Why did we bother to go in the first place?

OTTAWA – Canada could soon be getting congratulatory messages from the Taliban for the Harper government’s decision to bring our troops home from Afghanistan next year.

Dutch soldiers completed their withdrawal from Afghanistan on Sunday, following a decision in February by the then-Labour government to end the four-year-old combat mission. There were 1,900 Dutch soldiers in Afghanistan and as they left, the Taliban said thanks.

“We want to congratulate the people and Government of the Netherlands for their courage in this independent decision making,” Taliban spokesman Qari Yusuf Ahmadii told the Dutch newspaper Volkrant.

The newspaper spoke to Ahmadii by telephone and through a Pashtun interpreter.

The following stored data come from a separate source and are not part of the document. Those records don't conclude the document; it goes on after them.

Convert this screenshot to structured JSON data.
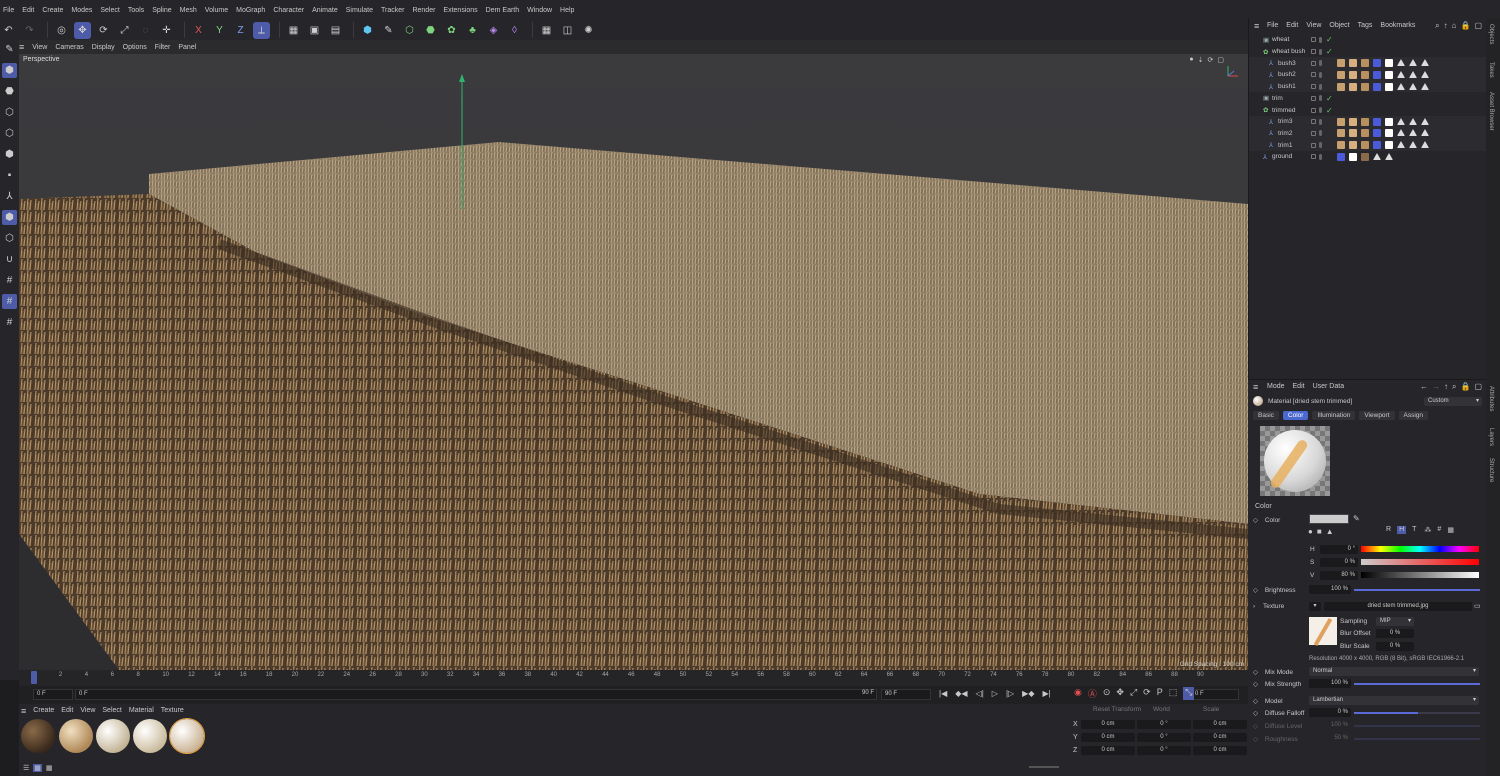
{
  "menubar": [
    "File",
    "Edit",
    "Create",
    "Modes",
    "Select",
    "Tools",
    "Spline",
    "Mesh",
    "Volume",
    "MoGraph",
    "Character",
    "Animate",
    "Simulate",
    "Tracker",
    "Render",
    "Extensions",
    "Dem Earth",
    "Window",
    "Help"
  ],
  "toolbar": {
    "x_label": "X",
    "y_label": "Y",
    "z_label": "Z"
  },
  "viewport": {
    "menu": [
      "View",
      "Cameras",
      "Display",
      "Options",
      "Filter",
      "Panel"
    ],
    "mode_label": "Perspective",
    "grid_spacing": "Grid Spacing : 100 cm"
  },
  "timeline": {
    "ticks": [
      "0",
      "2",
      "4",
      "6",
      "8",
      "10",
      "12",
      "14",
      "16",
      "18",
      "20",
      "22",
      "24",
      "26",
      "28",
      "30",
      "32",
      "34",
      "36",
      "38",
      "40",
      "42",
      "44",
      "46",
      "48",
      "50",
      "52",
      "54",
      "56",
      "58",
      "60",
      "62",
      "64",
      "66",
      "68",
      "70",
      "72",
      "74",
      "76",
      "78",
      "80",
      "82",
      "84",
      "86",
      "88",
      "90"
    ],
    "start_frame": "0 F",
    "current_frame": "0 F",
    "end_frame": "90 F",
    "end_frame_box": "90 F",
    "right_frame": "0 F"
  },
  "materials": {
    "menu": [
      "Create",
      "Edit",
      "View",
      "Select",
      "Material",
      "Texture"
    ]
  },
  "coordinates": {
    "headers": [
      "Reset Transform",
      "World",
      "Scale"
    ],
    "rows": [
      {
        "axis": "X",
        "pos": "0 cm",
        "rot": "0 °",
        "size": "0 cm"
      },
      {
        "axis": "Y",
        "pos": "0 cm",
        "rot": "0 °",
        "size": "0 cm"
      },
      {
        "axis": "Z",
        "pos": "0 cm",
        "rot": "0 °",
        "size": "0 cm"
      }
    ]
  },
  "objects": {
    "menu": [
      "File",
      "Edit",
      "View",
      "Object",
      "Tags",
      "Bookmarks"
    ],
    "items": [
      {
        "name": "wheat"
      },
      {
        "name": "wheat bush"
      },
      {
        "name": "bush3"
      },
      {
        "name": "bush2"
      },
      {
        "name": "bush1"
      },
      {
        "name": "trim"
      },
      {
        "name": "trimmed"
      },
      {
        "name": "trim3"
      },
      {
        "name": "trim2"
      },
      {
        "name": "trim1"
      },
      {
        "name": "ground"
      }
    ]
  },
  "attributes": {
    "menu": [
      "Mode",
      "Edit",
      "User Data"
    ],
    "material_title": "Material [dried stem trimmed]",
    "preset": "Custom",
    "tabs": [
      "Basic",
      "Color",
      "Illumination",
      "Viewport",
      "Assign"
    ],
    "section": "Color",
    "color_label": "Color",
    "mode_buttons": [
      "R",
      "H",
      "T"
    ],
    "h_label": "H",
    "h_value": "0 °",
    "s_label": "S",
    "s_value": "0 %",
    "v_label": "V",
    "v_value": "80 %",
    "brightness_label": "Brightness",
    "brightness_value": "100 %",
    "texture_label": "Texture",
    "texture_file": "dried stem trimmed.jpg",
    "sampling_label": "Sampling",
    "sampling_value": "MIP",
    "blur_offset_label": "Blur Offset",
    "blur_offset_value": "0 %",
    "blur_scale_label": "Blur Scale",
    "blur_scale_value": "0 %",
    "resolution": "Resolution 4000 x 4000, RGB (8 Bit), sRGB IEC61966-2.1",
    "mix_mode_label": "Mix Mode",
    "mix_mode_value": "Normal",
    "mix_strength_label": "Mix Strength",
    "mix_strength_value": "100 %",
    "model_label": "Model",
    "model_value": "Lambertian",
    "diffuse_falloff_label": "Diffuse Falloff",
    "diffuse_falloff_value": "0 %",
    "diffuse_level_label": "Diffuse Level",
    "diffuse_level_value": "100 %",
    "roughness_label": "Roughness",
    "roughness_value": "50 %"
  },
  "right_strip": [
    "Objects",
    "Takes",
    "Asset Browser",
    "Attributes",
    "Layers",
    "Structure"
  ]
}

“We hope that other countries that have troops stationed in Afghanistan will follow the example of the Netherlands and will withdraw their troops,”

Ahmadii said.

Since the Dutch began their combat mission, concentrated in Uruzgan province, only 24 soldiers have died. When Canada moved operations into the southern Khandahar province in late 2005 there were just seven military deaths related to the mission stretching back to 2002. That number now sits at 151 military deaths in Afghanistan.

Parliament voted in March 2008 to extend the Afghan mission until 2011.

The combat portion of the mission is expected to wrap-up by next July with a full withdrawal of Canada’s nearly 2,800 troops by December.

There has been much speculation about Canadian troops staying on past the

2011 deadline in a training capacity. Several MPs on the special Commons committee on Afghanistan recently visited the country and returned to say staying on may be an option.

Prime Minister Stephen Harper has repeatedly said the mission will end next year.